Researchers from Swiss technical university Ecole Polytechnique Fédérale de Lausanne have created a prototype for telescopic contact lenses, and have developed the technology to allow them to be controlled by winking.
Lead researcher Eric Tremblay's first telescopic lens was unveiled in 2013, but since then a team has been exploring ways to make the technology more usable and comfortable.
Each contact contains an ultra-thin reflective telescope inside its 1.55-millimetre-thick lens. Tiny mirrors within this bounce light around to create a magnifying effect similar to looking through low-magnification binoculars, offering a 2.8-times zoom increase.
The latest update to the project pairs the lenses with an accompanying set of glasses that recognise eyelid movements, using a combination of electronic circuitry and small light detectors. Worn together, the user can turn the zoom function on and off by winking.

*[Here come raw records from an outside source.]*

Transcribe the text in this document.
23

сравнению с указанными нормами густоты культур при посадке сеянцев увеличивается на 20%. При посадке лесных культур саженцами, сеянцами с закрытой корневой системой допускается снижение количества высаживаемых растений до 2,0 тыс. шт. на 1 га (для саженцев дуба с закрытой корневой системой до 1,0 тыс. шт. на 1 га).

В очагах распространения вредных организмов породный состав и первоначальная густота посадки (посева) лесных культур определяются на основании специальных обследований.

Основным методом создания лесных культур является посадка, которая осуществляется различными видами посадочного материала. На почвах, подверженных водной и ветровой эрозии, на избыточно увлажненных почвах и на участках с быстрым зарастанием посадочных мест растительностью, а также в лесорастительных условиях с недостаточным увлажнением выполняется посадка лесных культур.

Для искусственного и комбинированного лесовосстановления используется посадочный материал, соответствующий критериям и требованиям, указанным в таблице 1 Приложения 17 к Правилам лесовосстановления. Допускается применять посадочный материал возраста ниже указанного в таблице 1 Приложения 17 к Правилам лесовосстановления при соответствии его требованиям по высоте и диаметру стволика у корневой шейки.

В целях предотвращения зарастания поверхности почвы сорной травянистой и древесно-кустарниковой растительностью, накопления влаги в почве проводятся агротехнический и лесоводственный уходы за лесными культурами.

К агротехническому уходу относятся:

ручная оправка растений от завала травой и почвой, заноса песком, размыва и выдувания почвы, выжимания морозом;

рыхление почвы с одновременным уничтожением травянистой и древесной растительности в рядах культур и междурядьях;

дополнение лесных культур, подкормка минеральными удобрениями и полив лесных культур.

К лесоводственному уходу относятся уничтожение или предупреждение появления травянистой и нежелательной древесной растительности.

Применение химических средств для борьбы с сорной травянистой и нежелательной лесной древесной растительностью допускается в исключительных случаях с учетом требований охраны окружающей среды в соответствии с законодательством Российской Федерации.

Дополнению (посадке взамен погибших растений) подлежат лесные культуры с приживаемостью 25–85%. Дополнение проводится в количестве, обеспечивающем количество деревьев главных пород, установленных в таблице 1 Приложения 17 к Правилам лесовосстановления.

The wearer winks their right eye for magnification and the left eye for normal vision. These eye movements instruct the glasses to alter the angle at which the light enters the two apertures of the contact lenses.
The films that replace the traditional lenses in the eyewear are able to electronically select a polarisation of light – the direction in which the light waves are oscillating.
The lenses are designed to allow one type of polarisation into the aperture that creates the 2.8-times zoom and another into the aperture that provides normal viewing. When the polarisations passing through both the glasses and the lenses match, the wearer is able to see.
The contacts themselves comprise precision-cut plastics combined with aluminium mirrors and polarising thin films, attached with biologically safe glues. But unlike the soft materials used for regular contact lenses, these are manufactured with a rigid, larger lens called a scleral lens to accommodate the mechanism.
At present the researchers are exploring ways in which they can make the lenses more breathable so that they can be used for a longer period of time. One option included fitting the lenses with 0.1-millimetre-thick air channels to allow oxygen to circulate through the mechanism and reach the cornea. The team admits more work needs to be done to improve image quality and oxygen permeability, but as mechanical and manufacturing processes improve, so too could results in these areas.
The Defense Advanced Research Projects Agency (DARPA), the research wing of the American military, is providing funding for the project.
The team hopes advancing this kind of optical technology will be able to combat the effects of age-related macular degeneration, the number one cause of blindness among adults in the western world.